Minnesota is one of the clearest examples of that pressure becoming formal legal action. The Washington Post and the Star Tribune reported that the U.S. Justice Department sued Minnesota in March 2026, alleging that the state Department of Education and the Minnesota State High School League violated Title IX by allowing transgender athletes to compete in girls’ sports.
California is facing multiple layers of scrutiny. The U.S. Department of Education announced Title IX investigations this year involving sports participation policies, including an investigation into the California Community College Athletic Association and prior findings against the California Department of Education and the California Interscholastic Federation. Federal officials said those actions centered on whether policies allowing participation based on gender identity conflict with Title IX.
Maine also remains part of the broader enforcement push, though the full scope of any next-step litigation after the Supreme Court ruling is not yet clear. Coverage from national outlets has identified Maine, along with California and Minnesota, as a state already targeted by the Trump administration over trans athlete rules.
What is not yet known is whether additional states will immediately revise their policies or wait for courts and federal agencies to act. States with inclusive rules have not moved in lockstep, and no comprehensive new list of states expected to change policy after June 30 has been publicly confirmed.
The legal pressure is increasing because the Supreme Court gave states a clear constitutional and Title IX defense for sex-based team classifications in school sports, according to AP, CBS News and Education Week. That does not automatically invalidate inclusive policies elsewhere, but it strengthens the hand of federal officials and litigants challenging those policies.
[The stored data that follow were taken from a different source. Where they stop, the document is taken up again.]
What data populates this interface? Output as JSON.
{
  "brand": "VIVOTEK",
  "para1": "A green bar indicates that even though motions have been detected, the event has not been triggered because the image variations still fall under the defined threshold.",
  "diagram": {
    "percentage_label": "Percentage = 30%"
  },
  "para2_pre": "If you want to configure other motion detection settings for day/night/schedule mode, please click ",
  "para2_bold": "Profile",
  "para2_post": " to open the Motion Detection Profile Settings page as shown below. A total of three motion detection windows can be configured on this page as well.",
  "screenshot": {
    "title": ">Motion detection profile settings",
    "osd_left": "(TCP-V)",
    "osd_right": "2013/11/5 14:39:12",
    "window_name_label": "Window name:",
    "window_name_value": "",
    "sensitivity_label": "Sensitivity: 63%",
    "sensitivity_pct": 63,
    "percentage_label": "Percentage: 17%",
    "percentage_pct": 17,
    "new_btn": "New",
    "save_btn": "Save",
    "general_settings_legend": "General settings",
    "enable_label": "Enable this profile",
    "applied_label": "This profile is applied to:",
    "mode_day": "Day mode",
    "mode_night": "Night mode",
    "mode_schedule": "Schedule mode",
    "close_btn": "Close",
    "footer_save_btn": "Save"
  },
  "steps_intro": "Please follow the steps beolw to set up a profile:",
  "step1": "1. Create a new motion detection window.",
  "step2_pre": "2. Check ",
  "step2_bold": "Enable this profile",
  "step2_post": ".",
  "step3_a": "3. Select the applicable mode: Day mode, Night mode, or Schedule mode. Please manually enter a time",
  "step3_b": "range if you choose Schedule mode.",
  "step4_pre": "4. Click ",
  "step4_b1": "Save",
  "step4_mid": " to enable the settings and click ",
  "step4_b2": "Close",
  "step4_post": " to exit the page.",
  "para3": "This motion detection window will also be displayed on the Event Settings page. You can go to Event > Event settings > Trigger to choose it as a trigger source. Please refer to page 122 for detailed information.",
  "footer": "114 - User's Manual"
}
The Trump administration had already been building that strategy before the ruling. The U.S. Department of Education announced 18 Title IX investigations on January 14, 2026, involving K-12 districts, colleges and state education agencies over policies that permit participation based on gender identity. The department said the cases were intended to test whether those policies deny female athletes equal opportunities under federal law.
For residents, the practical effect will likely be seen first in schools, athletic associations and state education agencies rather than in immediate day-to-day changes outside those systems. Families, coaches and student-athletes in states with inclusive rules should expect continued court fights, possible federal directives and policy reviews, while states that already have bans are likely to cite the June 30 ruling as settled legal support for keeping those laws in place.
The ruling does not end the dispute nationally. It marks a new phase in which the central question is no longer whether states may impose bans, but whether states that do not impose them can continue defending inclusive policies against mounting legal and federal pressure.